Ironically, both Knightstown and New Castle had double figure leads in the third quarters of those games, and both were victimized by runs accounting for 12-point shifts. The Panthers led 41-30 and were subsequently out-scored 20-8 the rest of the way. The Trojans led 29-19 and were out-scored 23-11 from that point on.

 

Morton Memorial, which last won a sectional title in 1953 at Rushville, advanced to the final of the Class A sectional tournament at Edinburg. The Tigers defeated Greenwood Christian 74-39 and Southwestern Shelby 75-59, avenging an earlier season loss to the Spartans. They fell in the sectional championship to Waldron 75-41. It was the first time the Tigers had been to a sectional final since the 2002 season, when they lost to a Morristown team that advanced to the regional final.

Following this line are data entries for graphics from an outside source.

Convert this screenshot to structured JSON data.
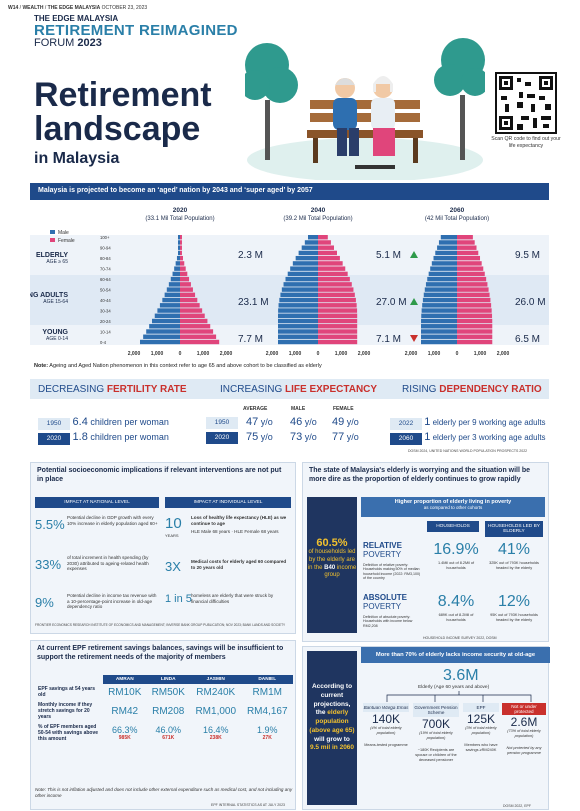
{
  "header": {
    "page": "W14",
    "section": "WEALTH",
    "brand": "THE EDGE MALAYSIA",
    "date": "OCTOBER 23, 2023"
  },
  "logo": {
    "brand": "THE EDGE MALAYSIA",
    "title": "RETIREMENT REIMAGINED",
    "forum": "FORUM",
    "year": "2023"
  },
  "title": {
    "line1": "Retirement",
    "line2": "landscape",
    "line3": "in Malaysia"
  },
  "qr": {
    "text": "Scan QR code to find out your life expectancy"
  },
  "banner": "Malaysia is projected to become an ‘aged’ nation by 2043 and ‘super aged’ by 2057",
  "pyramid": {
    "legend": [
      "Male",
      "Female"
    ],
    "colors": {
      "male": "#2f6fb0",
      "female": "#e0457b"
    },
    "age_ticks": [
      "100+",
      "90-94",
      "80-84",
      "70-74",
      "60-64",
      "50-54",
      "40-44",
      "30-34",
      "20-24",
      "10-14",
      "0-4"
    ],
    "groups": [
      {
        "name": "ELDERLY",
        "sub": "AGE ≥ 65"
      },
      {
        "name": "WORKING ADULTS",
        "sub": "AGE 15-64"
      },
      {
        "name": "YOUNG",
        "sub": "AGE 0-14"
      }
    ],
    "x_ticks": [
      "2,000",
      "1,000",
      "0",
      "1,000",
      "2,000"
    ],
    "years": [
      {
        "year": "2020",
        "pop": "(33.1 Mil Total Population)",
        "elderly": "2.3",
        "working": "23.1",
        "young": "7.7",
        "unit": "M",
        "e_trend": "",
        "w_trend": "",
        "y_trend": ""
      },
      {
        "year": "2040",
        "pop": "(39.2 Mil Total Population)",
        "elderly": "5.1",
        "working": "27.0",
        "young": "7.1",
        "unit": "M",
        "e_trend": "up",
        "w_trend": "up",
        "y_trend": "down"
      },
      {
        "year": "2060",
        "pop": "(42 Mil Total Population)",
        "elderly": "9.5",
        "working": "26.0",
        "young": "6.5",
        "unit": "M",
        "e_trend": "up",
        "w_trend": "down",
        "y_trend": "down"
      }
    ]
  },
  "note1": {
    "label": "Note:",
    "text": "Ageing and Aged Nation phenomenon in this context refer to age 65 and above cohort to be classified as elderly"
  },
  "trends": {
    "fertility": {
      "head_a": "DECREASING ",
      "head_b": "FERTILITY RATE",
      "rows": [
        {
          "year": "1950",
          "value": "6.4",
          "text": "children per woman"
        },
        {
          "year": "2020",
          "value": "1.8",
          "text": "children per woman"
        }
      ]
    },
    "life": {
      "head_a": "INCREASING ",
      "head_b": "LIFE EXPECTANCY",
      "cols": [
        "AVERAGE",
        "MALE",
        "FEMALE"
      ],
      "rows": [
        {
          "year": "1950",
          "v": [
            "47",
            "46",
            "49"
          ]
        },
        {
          "year": "2020",
          "v": [
            "75",
            "73",
            "77"
          ]
        }
      ],
      "unit": "y/o"
    },
    "dependency": {
      "head_a": "RISING ",
      "head_b": "DEPENDENCY RATIO",
      "rows": [
        {
          "year": "2022",
          "value": "1",
          "text": "elderly per 9 working age adults"
        },
        {
          "year": "2060",
          "value": "1",
          "text": "elderly per 3 working age adults"
        }
      ]
    },
    "source": "DOSM 2024, UNITED NATIONS WORLD POPULATION PROSPECTS 2022"
  },
  "implications": {
    "title": "Potential socioeconomic implications if relevant interventions are not put in place",
    "national_head": "IMPACT AT NATIONAL LEVEL",
    "individual_head": "IMPACT AT INDIVIDUAL LEVEL",
    "national": [
      {
        "value": "5.5%",
        "text": "Potential decline in GDP growth with every 10% increase in elderly population aged 60+"
      },
      {
        "value": "33%",
        "text": "of total increment in health spending (by 2030) attributed to ageing-related health expenses"
      },
      {
        "value": "9%",
        "text": "Potential decline in income tax revenue with a 10-percentage-point increase in old-age dependency ratio"
      }
    ],
    "individual": [
      {
        "value": "10",
        "sub": "YEARS",
        "text": "Loss of healthy life expectancy (HLE) as we continue to age",
        "extra": "HLE Male 68 years · HLE Female 68 years"
      },
      {
        "value": "3X",
        "text": "Medical costs for elderly aged 60 compared to 20 years old"
      },
      {
        "value": "1 in 5",
        "text": "homeless are elderly that were struck by financial difficulties"
      }
    ],
    "source": "FRONTIER ECONOMICS RESEARCH INSTITUTE OF ECONOMICS AND MANAGEMENT; INVERSE BANK GROUP PUBLICATION; NOV 2023; BANK LANDS AND SOCIETY"
  },
  "epf": {
    "title": "At current EPF retirement savings balances, savings will be insufficient to support the retirement needs of the majority of members",
    "names": [
      "AMRAN",
      "LINDA",
      "JASMIN",
      "DANIEL"
    ],
    "rows": [
      {
        "label": "EPF savings at 54 years old",
        "values": [
          "RM10K",
          "RM50K",
          "RM240K",
          "RM1M"
        ]
      },
      {
        "label": "Monthly income if they stretch savings for 20 years",
        "values": [
          "RM42",
          "RM208",
          "RM1,000",
          "RM4,167"
        ]
      },
      {
        "label": "% of EPF members aged 50-54 with savings above this amount",
        "values": [
          "66.3%",
          "46.0%",
          "16.4%",
          "1.9%"
        ],
        "sub": [
          "985K",
          "671K",
          "238K",
          "27K"
        ]
      }
    ],
    "note": "Note: This is not inflation adjusted and does not include other external expenditure such as medical cost, and not including any other income",
    "source": "EPF INTERNAL STATISTICS AS AT JULY 2023"
  },
  "elderly_state": {
    "title": "The state of Malaysia's elderly is worrying and the situation will be more dire as the proportion of elderly continues to grow rapidly",
    "left": {
      "pct": "60.5%",
      "text_a": "of households led by the elderly are in the",
      "text_b": "B40",
      "text_c": "income group"
    },
    "sub_title": "Higher proportion of elderly living in poverty",
    "sub_note": "as compared to other cohorts",
    "cols": [
      "HOUSEHOLDS",
      "HOUSEHOLDS LED BY ELDERLY"
    ],
    "rows": [
      {
        "name": "RELATIVE",
        "name2": "POVERTY",
        "def": "Definition of relative poverty: Households making 50% of median household income (2022: RM3,100) of the country",
        "v1": "16.9%",
        "d1": "1.4Mil out of 8.2Mil of households",
        "v2": "41%",
        "d2": "325K out of 793K households headed by the elderly"
      },
      {
        "name": "ABSOLUTE",
        "name2": "POVERTY",
        "def": "Definition of absolute poverty: Households with income below RM2,208",
        "v1": "8.4%",
        "d1": "689K out of 8.2Mil of households",
        "v2": "12%",
        "d2": "95K out of 793K households headed by the elderly"
      }
    ],
    "source": "HOUSEHOLD INCOME SURVEY 2022, DOSM"
  },
  "security": {
    "title": "More than 70% of elderly lacks income security at old-age",
    "left": {
      "a": "According to current projections, the",
      "b": "elderly population (above age 65)",
      "c": "will grow to",
      "d": "9.5 mil in 2060"
    },
    "total": "3.6M",
    "total_note": "Elderly (Age 60 years and above)",
    "cats": [
      {
        "name": "Bantuan Warga Emas",
        "value": "140K",
        "sub": "(4% of total elderly population)",
        "note": "Means-tested programme"
      },
      {
        "name": "Government Pension Scheme",
        "value": "700K",
        "sub": "(19% of total elderly population)",
        "note": "~180K Recipients are spouse or children of the deceased pensioner"
      },
      {
        "name": "EPF",
        "value": "125K",
        "sub": "(3% of total elderly population)",
        "note": "Members who have savings ≥RM240K"
      },
      {
        "name": "Not or under protected",
        "value": "2.6M",
        "sub": "(73% of total elderly population)",
        "note": "Not protected by any pension programme"
      }
    ],
    "source": "DOSM 2022, EPF"
  }
}
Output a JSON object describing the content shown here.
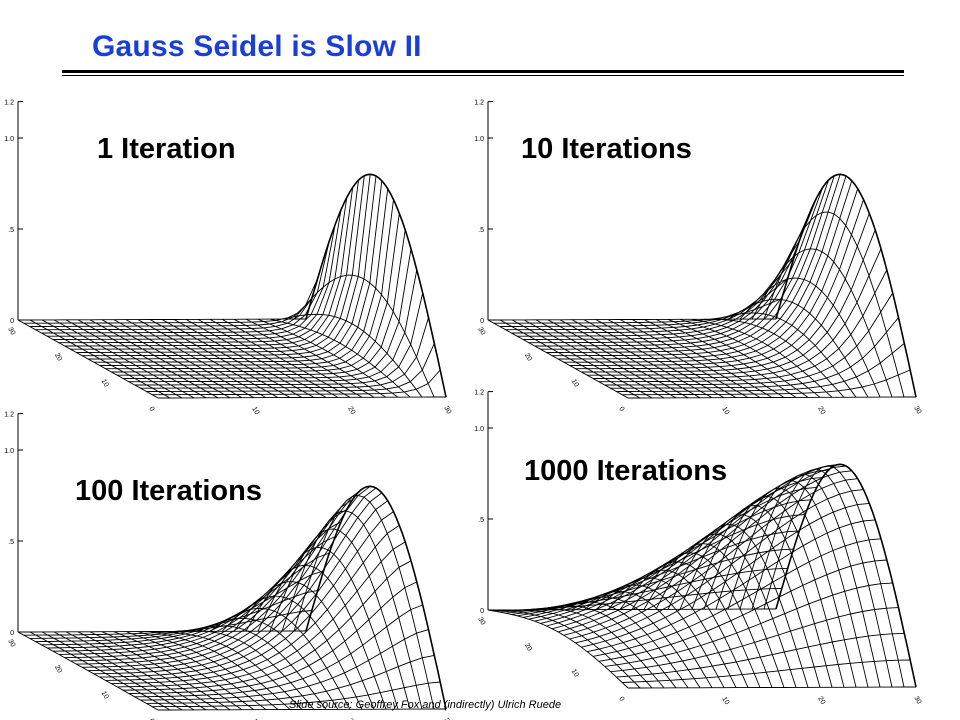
{
  "slide": {
    "title": "Gauss Seidel is Slow II",
    "credit": "Slide source: Geoffrey Fox and (indirectly) Ulrich Ruede"
  },
  "plots": [
    {
      "label": "1 Iteration",
      "iterations": 1
    },
    {
      "label": "10 Iterations",
      "iterations": 10
    },
    {
      "label": "100 Iterations",
      "iterations": 100
    },
    {
      "label": "1000 Iterations",
      "iterations": 1000
    }
  ],
  "axes": {
    "z_ticks": [
      "1.2",
      "1.0",
      ".5",
      "0"
    ],
    "left_ticks": [
      "30",
      "20",
      "10",
      "0"
    ],
    "right_ticks": [
      "10",
      "20",
      "30"
    ]
  }
}
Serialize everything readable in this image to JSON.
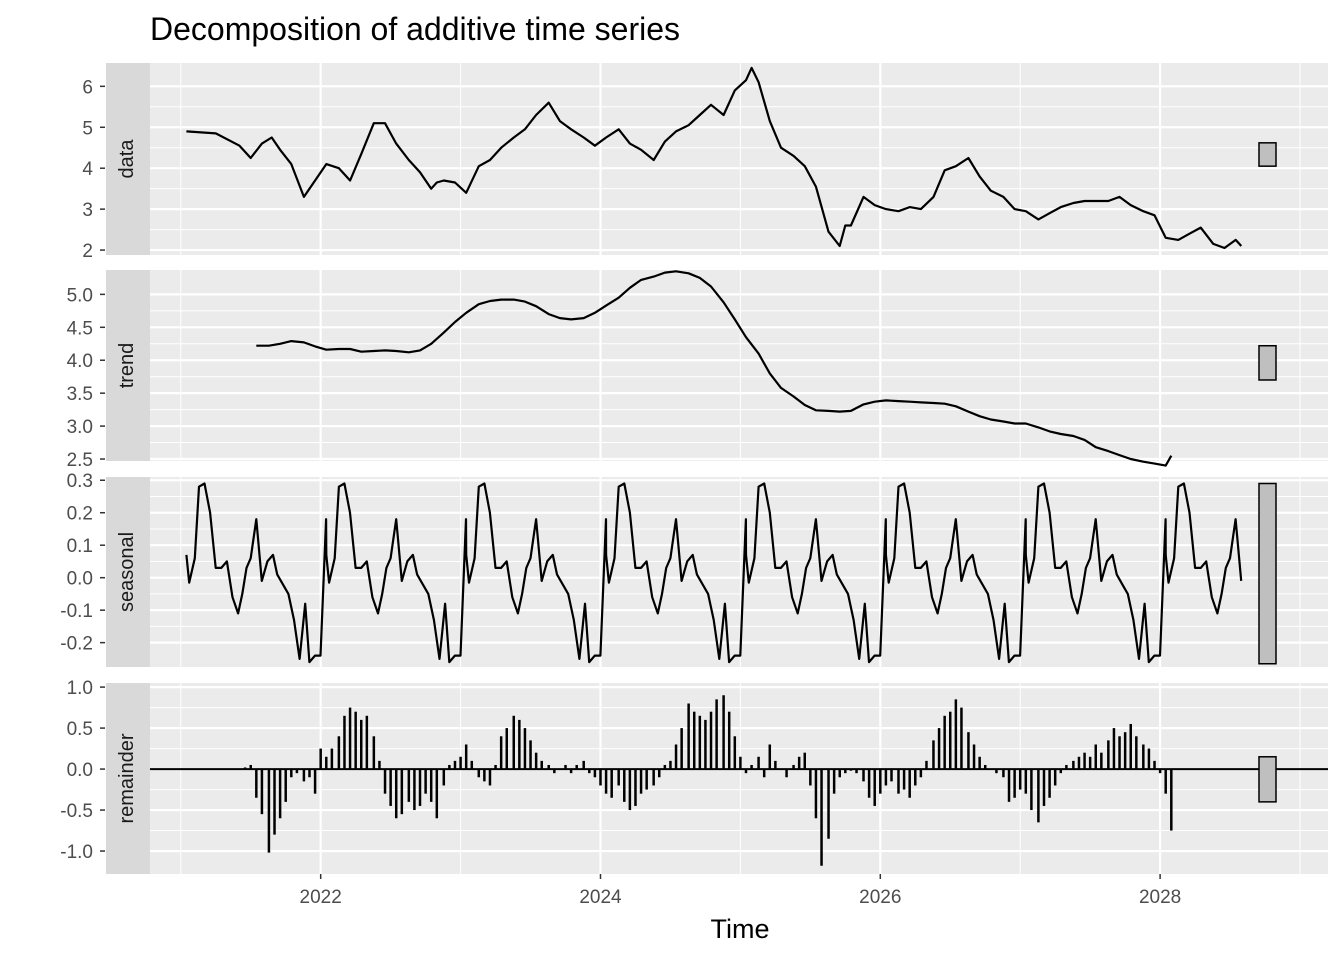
{
  "chart_data": {
    "type": "line",
    "title": "Decomposition of additive time series",
    "xlabel": "Time",
    "xlim": [
      2020.78,
      2029.2
    ],
    "x_ticks": [
      2022,
      2024,
      2026,
      2028
    ],
    "x_tick_labels": [
      "2022",
      "2024",
      "2026",
      "2028"
    ],
    "x_minor_ticks": [
      2021,
      2023,
      2025,
      2027,
      2029
    ],
    "grid": true,
    "panels": [
      {
        "name": "data",
        "type": "line",
        "ylim": [
          1.88,
          6.57
        ],
        "y_ticks": [
          2,
          3,
          4,
          5,
          6
        ],
        "y_tick_labels": [
          "2",
          "3",
          "4",
          "5",
          "6"
        ],
        "range_bar": [
          4.05,
          4.62
        ],
        "x": [
          2021.04,
          2021.25,
          2021.42,
          2021.5,
          2021.58,
          2021.65,
          2021.71,
          2021.79,
          2021.88,
          2021.96,
          2022.04,
          2022.13,
          2022.21,
          2022.29,
          2022.38,
          2022.46,
          2022.54,
          2022.63,
          2022.71,
          2022.79,
          2022.83,
          2022.88,
          2022.96,
          2023.04,
          2023.13,
          2023.21,
          2023.29,
          2023.38,
          2023.46,
          2023.54,
          2023.63,
          2023.71,
          2023.79,
          2023.88,
          2023.96,
          2024.04,
          2024.13,
          2024.21,
          2024.29,
          2024.38,
          2024.46,
          2024.54,
          2024.63,
          2024.71,
          2024.79,
          2024.88,
          2024.96,
          2025.04,
          2025.08,
          2025.13,
          2025.21,
          2025.29,
          2025.38,
          2025.46,
          2025.54,
          2025.63,
          2025.71,
          2025.75,
          2025.79,
          2025.88,
          2025.96,
          2026.04,
          2026.13,
          2026.21,
          2026.29,
          2026.38,
          2026.46,
          2026.54,
          2026.63,
          2026.71,
          2026.79,
          2026.88,
          2026.96,
          2027.04,
          2027.13,
          2027.21,
          2027.29,
          2027.38,
          2027.46,
          2027.54,
          2027.63,
          2027.71,
          2027.79,
          2027.88,
          2027.96,
          2028.04,
          2028.13,
          2028.21,
          2028.29,
          2028.38,
          2028.46,
          2028.54,
          2028.58
        ],
        "y": [
          4.9,
          4.85,
          4.55,
          4.25,
          4.6,
          4.75,
          4.45,
          4.1,
          3.3,
          3.7,
          4.1,
          4.0,
          3.7,
          4.35,
          5.1,
          5.1,
          4.6,
          4.2,
          3.9,
          3.5,
          3.65,
          3.7,
          3.65,
          3.4,
          4.05,
          4.2,
          4.5,
          4.75,
          4.95,
          5.3,
          5.6,
          5.15,
          4.95,
          4.75,
          4.55,
          4.75,
          4.95,
          4.6,
          4.45,
          4.2,
          4.65,
          4.9,
          5.05,
          5.3,
          5.55,
          5.3,
          5.9,
          6.15,
          6.45,
          6.1,
          5.15,
          4.5,
          4.3,
          4.05,
          3.55,
          2.45,
          2.1,
          2.6,
          2.6,
          3.3,
          3.1,
          3.0,
          2.95,
          3.05,
          3.0,
          3.3,
          3.95,
          4.05,
          4.25,
          3.8,
          3.45,
          3.3,
          3.0,
          2.95,
          2.75,
          2.9,
          3.05,
          3.15,
          3.2,
          3.2,
          3.2,
          3.3,
          3.1,
          2.95,
          2.85,
          2.3,
          2.25,
          2.4,
          2.55,
          2.15,
          2.05,
          2.25,
          2.1
        ]
      },
      {
        "name": "trend",
        "type": "line",
        "ylim": [
          2.47,
          5.37
        ],
        "y_ticks": [
          2.5,
          3.0,
          3.5,
          4.0,
          4.5,
          5.0
        ],
        "y_tick_labels": [
          "2.5",
          "3.0",
          "3.5",
          "4.0",
          "4.5",
          "5.0"
        ],
        "range_bar": [
          3.7,
          4.22
        ],
        "x": [
          2021.54,
          2021.63,
          2021.71,
          2021.79,
          2021.88,
          2021.96,
          2022.04,
          2022.13,
          2022.21,
          2022.29,
          2022.38,
          2022.46,
          2022.54,
          2022.63,
          2022.71,
          2022.79,
          2022.88,
          2022.96,
          2023.04,
          2023.13,
          2023.21,
          2023.29,
          2023.38,
          2023.46,
          2023.54,
          2023.63,
          2023.71,
          2023.79,
          2023.88,
          2023.96,
          2024.04,
          2024.13,
          2024.21,
          2024.29,
          2024.38,
          2024.46,
          2024.54,
          2024.63,
          2024.71,
          2024.79,
          2024.88,
          2024.96,
          2025.04,
          2025.13,
          2025.21,
          2025.29,
          2025.38,
          2025.46,
          2025.54,
          2025.63,
          2025.71,
          2025.79,
          2025.88,
          2025.96,
          2026.04,
          2026.13,
          2026.21,
          2026.29,
          2026.38,
          2026.46,
          2026.54,
          2026.63,
          2026.71,
          2026.79,
          2026.88,
          2026.96,
          2027.04,
          2027.13,
          2027.21,
          2027.29,
          2027.38,
          2027.46,
          2027.54,
          2027.63,
          2027.71,
          2027.79,
          2027.88,
          2027.96,
          2028.04,
          2028.08
        ],
        "y": [
          4.22,
          4.22,
          4.25,
          4.29,
          4.27,
          4.21,
          4.16,
          4.17,
          4.17,
          4.13,
          4.14,
          4.15,
          4.14,
          4.12,
          4.15,
          4.25,
          4.42,
          4.58,
          4.72,
          4.85,
          4.9,
          4.92,
          4.92,
          4.89,
          4.82,
          4.7,
          4.64,
          4.62,
          4.64,
          4.72,
          4.83,
          4.95,
          5.1,
          5.22,
          5.27,
          5.33,
          5.35,
          5.32,
          5.25,
          5.12,
          4.88,
          4.62,
          4.35,
          4.1,
          3.8,
          3.58,
          3.45,
          3.32,
          3.24,
          3.23,
          3.22,
          3.23,
          3.33,
          3.37,
          3.39,
          3.38,
          3.37,
          3.36,
          3.35,
          3.34,
          3.3,
          3.22,
          3.15,
          3.1,
          3.07,
          3.04,
          3.04,
          2.98,
          2.92,
          2.88,
          2.85,
          2.79,
          2.68,
          2.62,
          2.56,
          2.5,
          2.46,
          2.43,
          2.4,
          2.55
        ],
        "y_fix_note": ""
      },
      {
        "name": "seasonal",
        "type": "line",
        "ylim": [
          -0.275,
          0.31
        ],
        "y_ticks": [
          -0.2,
          -0.1,
          0.0,
          0.1,
          0.2,
          0.3
        ],
        "y_tick_labels": [
          "-0.2",
          "-0.1",
          "0.0",
          "0.1",
          "0.2",
          "0.3"
        ],
        "range_bar": [
          -0.265,
          0.29
        ],
        "pattern_x_offset": [
          0.0,
          0.02,
          0.06,
          0.09,
          0.13,
          0.17,
          0.21,
          0.25,
          0.29,
          0.33,
          0.37,
          0.4,
          0.43,
          0.46,
          0.5,
          0.54,
          0.58,
          0.62,
          0.65,
          0.69,
          0.73,
          0.77,
          0.81,
          0.85,
          0.88,
          0.92,
          0.96,
          1.0
        ],
        "pattern_y": [
          0.07,
          -0.015,
          0.06,
          0.28,
          0.29,
          0.2,
          0.03,
          0.03,
          0.05,
          -0.06,
          -0.11,
          -0.05,
          0.03,
          0.06,
          0.18,
          -0.01,
          0.05,
          0.07,
          0.01,
          -0.02,
          -0.05,
          -0.13,
          -0.25,
          -0.08,
          -0.26,
          -0.24,
          -0.24,
          0.18
        ],
        "period": 1.0,
        "x_start": 2021.04,
        "x_end": 2028.58
      },
      {
        "name": "remainder",
        "type": "bar",
        "ylim": [
          -1.28,
          1.05
        ],
        "y_ticks": [
          -1.0,
          -0.5,
          0.0,
          0.5,
          1.0
        ],
        "y_tick_labels": [
          "-1.0",
          "-0.5",
          "0.0",
          "0.5",
          "1.0"
        ],
        "range_bar": [
          -0.4,
          0.15
        ],
        "x": [
          2021.46,
          2021.5,
          2021.54,
          2021.58,
          2021.63,
          2021.67,
          2021.71,
          2021.75,
          2021.79,
          2021.83,
          2021.88,
          2021.92,
          2021.96,
          2022.0,
          2022.04,
          2022.08,
          2022.13,
          2022.17,
          2022.21,
          2022.25,
          2022.29,
          2022.33,
          2022.38,
          2022.42,
          2022.46,
          2022.5,
          2022.54,
          2022.58,
          2022.63,
          2022.67,
          2022.71,
          2022.75,
          2022.79,
          2022.83,
          2022.88,
          2022.92,
          2022.96,
          2023.0,
          2023.04,
          2023.08,
          2023.13,
          2023.17,
          2023.21,
          2023.25,
          2023.29,
          2023.33,
          2023.38,
          2023.42,
          2023.46,
          2023.5,
          2023.54,
          2023.58,
          2023.63,
          2023.67,
          2023.71,
          2023.75,
          2023.79,
          2023.83,
          2023.88,
          2023.92,
          2023.96,
          2024.0,
          2024.04,
          2024.08,
          2024.13,
          2024.17,
          2024.21,
          2024.25,
          2024.29,
          2024.33,
          2024.38,
          2024.42,
          2024.46,
          2024.5,
          2024.54,
          2024.58,
          2024.63,
          2024.67,
          2024.71,
          2024.75,
          2024.79,
          2024.83,
          2024.88,
          2024.92,
          2024.96,
          2025.0,
          2025.04,
          2025.08,
          2025.13,
          2025.17,
          2025.21,
          2025.25,
          2025.29,
          2025.33,
          2025.38,
          2025.42,
          2025.46,
          2025.5,
          2025.54,
          2025.58,
          2025.63,
          2025.67,
          2025.71,
          2025.75,
          2025.79,
          2025.83,
          2025.88,
          2025.92,
          2025.96,
          2026.0,
          2026.04,
          2026.08,
          2026.13,
          2026.17,
          2026.21,
          2026.25,
          2026.29,
          2026.33,
          2026.38,
          2026.42,
          2026.46,
          2026.5,
          2026.54,
          2026.58,
          2026.63,
          2026.67,
          2026.71,
          2026.75,
          2026.79,
          2026.83,
          2026.88,
          2026.92,
          2026.96,
          2027.0,
          2027.04,
          2027.08,
          2027.13,
          2027.17,
          2027.21,
          2027.25,
          2027.29,
          2027.33,
          2027.38,
          2027.42,
          2027.46,
          2027.5,
          2027.54,
          2027.58,
          2027.63,
          2027.67,
          2027.71,
          2027.75,
          2027.79,
          2027.83,
          2027.88,
          2027.92,
          2027.96,
          2028.0,
          2028.04,
          2028.08
        ],
        "values": [
          0.02,
          0.05,
          -0.35,
          -0.55,
          -1.02,
          -0.8,
          -0.6,
          -0.4,
          -0.1,
          -0.05,
          -0.15,
          -0.1,
          -0.3,
          0.25,
          0.15,
          0.25,
          0.4,
          0.65,
          0.75,
          0.7,
          0.6,
          0.65,
          0.4,
          0.1,
          -0.3,
          -0.45,
          -0.6,
          -0.55,
          -0.4,
          -0.5,
          -0.45,
          -0.3,
          -0.4,
          -0.6,
          -0.2,
          0.05,
          0.1,
          0.15,
          0.3,
          0.1,
          -0.1,
          -0.15,
          -0.2,
          0.05,
          0.4,
          0.5,
          0.65,
          0.6,
          0.5,
          0.35,
          0.2,
          0.1,
          0.05,
          -0.05,
          0.0,
          0.05,
          -0.05,
          0.05,
          0.1,
          -0.05,
          -0.1,
          -0.2,
          -0.3,
          -0.35,
          -0.2,
          -0.4,
          -0.5,
          -0.45,
          -0.3,
          -0.25,
          -0.2,
          -0.1,
          0.05,
          0.1,
          0.3,
          0.5,
          0.8,
          0.7,
          0.65,
          0.6,
          0.7,
          0.85,
          0.9,
          0.7,
          0.4,
          0.15,
          -0.05,
          0.05,
          0.15,
          -0.1,
          0.3,
          0.1,
          0.0,
          -0.1,
          0.05,
          0.15,
          0.2,
          -0.2,
          -0.6,
          -1.18,
          -0.85,
          -0.3,
          -0.1,
          -0.05,
          -0.02,
          -0.05,
          -0.15,
          -0.35,
          -0.45,
          -0.3,
          -0.2,
          -0.15,
          -0.3,
          -0.25,
          -0.35,
          -0.2,
          -0.1,
          0.1,
          0.35,
          0.5,
          0.65,
          0.7,
          0.85,
          0.75,
          0.45,
          0.3,
          0.15,
          0.05,
          0.0,
          -0.05,
          -0.1,
          -0.4,
          -0.35,
          -0.25,
          -0.3,
          -0.5,
          -0.65,
          -0.45,
          -0.35,
          -0.2,
          -0.05,
          0.05,
          0.1,
          0.15,
          0.2,
          0.15,
          0.3,
          0.2,
          0.35,
          0.5,
          0.4,
          0.45,
          0.55,
          0.4,
          0.3,
          0.25,
          0.1,
          -0.05,
          -0.3,
          -0.75
        ],
        "baseline": 0.0
      }
    ]
  }
}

In the last two seasons the Tigers have gone 22-21.

 

Several fans approached me after the Panther’s last regular season game against Rushville and asked what I thought of Lion Kyle Morgan. All season long the Rushville people had been promoting him as an Indiana All-Star candidate.

Morgan did a methodical number on the Panthers in the regular season finale, scoring 31 points and leaving many Panther fans to wonder if he was really that good.

Well, Monday night he showed everyone in attendance at the Class 3A Shelbyville Regional that he’s the real deal. Morgan scored 52 points, including 18 in the game’s four overtimes, leading the Lions to a 105-101 victory over Danville.

The game was tied at 69 at the end of regulation and Morgan had scored 34 points. Morgan had 18 of Rushville’s 36 points in the four extra periods.

Apparently, he is that good.

 

The four overtimes is not an IHSAA record for a state tournament game. If you are driving north on SR 13 about halfway between Marion and Kokomo you’ll enter a tiny town called Swayzee, which is equipped with a gas station, a bar called the Longbranch Saloon (there’s a huge mural of Marshal Dillon), a burger joint, a mini post office and railroad tracks. The sign entering town greets you with the words “Welcome to the only Swayzee in the world. Home of the high school record nine basketball overtimes.”

Swayzee High School set the tournament record for overtimes in 1964 when it defeated Liberty Center 65-61 in the Marion Regional semifinals. Today there is only an elementary school in Swayzee, and the community sends their kids to Oak Hill High School.

Apparently, it’s also the only town in the world named Swayzee. Knightstown, meanwhile, is the only town in the United States named Knightstown. Apparently, there’s a city in Europe bearing the same name.

I think we should erect a sign on U.S. 40 approaching town saying “Welcome to the only Knightstown in the world,” and then in really tiny type, “except for that one in Europe.”